Commenting on the transaction's closure, Sahin stated the acquisition deepens the mRNA technology platform and creates additional opportunities to advance mRNA as a new class of therapeutics.

Index Removal Already in Effect

Concurrent with the exchange delisting, index adjustments have already been made. Because the freely tradable public float fell below the 15% threshold, CureVac was removed from indices including the Solactive Global Vaccines and Infectious Diseases Index on December 24, 2025. This was triggered by the high acceptance rate of BioNTech's exchange offer.

Final Sessions: Arbitrage Trading Prevails

In its most recent session, CureVac stock closed at $4.52. Trading volume has declined significantly as the security is now primarily used as an arbitrage instrument. Its price movement is closely tied to BioNTech's share price due to the fixed exchange ratio. The current price hovers near the 50-day average of approximately $4.35.

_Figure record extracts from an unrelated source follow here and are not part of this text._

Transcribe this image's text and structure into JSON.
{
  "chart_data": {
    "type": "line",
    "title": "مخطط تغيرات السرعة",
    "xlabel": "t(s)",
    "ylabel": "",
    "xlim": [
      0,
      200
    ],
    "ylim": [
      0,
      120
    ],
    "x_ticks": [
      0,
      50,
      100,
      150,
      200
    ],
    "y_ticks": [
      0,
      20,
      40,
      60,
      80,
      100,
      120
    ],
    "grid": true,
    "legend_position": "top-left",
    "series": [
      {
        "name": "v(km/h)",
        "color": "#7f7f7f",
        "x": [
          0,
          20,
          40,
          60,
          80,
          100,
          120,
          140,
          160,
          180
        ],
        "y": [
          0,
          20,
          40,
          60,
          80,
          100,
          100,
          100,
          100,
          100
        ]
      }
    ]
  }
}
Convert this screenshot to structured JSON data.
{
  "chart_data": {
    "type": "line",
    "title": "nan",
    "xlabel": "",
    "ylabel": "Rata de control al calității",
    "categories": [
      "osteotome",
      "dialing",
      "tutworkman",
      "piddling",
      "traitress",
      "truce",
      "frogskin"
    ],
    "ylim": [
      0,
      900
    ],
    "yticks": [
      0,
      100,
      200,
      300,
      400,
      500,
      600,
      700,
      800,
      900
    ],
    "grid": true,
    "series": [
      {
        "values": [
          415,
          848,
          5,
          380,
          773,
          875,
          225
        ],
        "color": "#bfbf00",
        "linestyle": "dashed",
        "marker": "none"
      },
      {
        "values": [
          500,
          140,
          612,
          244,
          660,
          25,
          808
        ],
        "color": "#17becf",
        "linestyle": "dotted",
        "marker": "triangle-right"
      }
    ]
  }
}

Over twelve months, the share price has gained about 46%, with a year-to-date increase of more than 28%. The primary driver was the acquisition premium following the announcement of the all-stock transaction valued at $1.25 billion on June 12, 2025.

Only Three Trading Sessions Remain

Investors still holding CureVac shares have just three trading sessions—today, Friday, and Monday, January 5, 2026—to adjust their positions in the open market before trading terminates permanently. Following the merger's completion on January 6, 2026, the remaining shares will be automatically exchanged for BioNTech ADS as part of the squeeze-out procedure.

This marks the end of CureVac's roughly 25-year run as an independent publicly listed company. For shareholders, their investment transforms from a more speculative standalone biotech equity into a clearly defined stake in a larger mRNA provider—with distinct tax and technical consequences depending on whether they participated in the voluntary tender or will be subject to the mandatory exchange.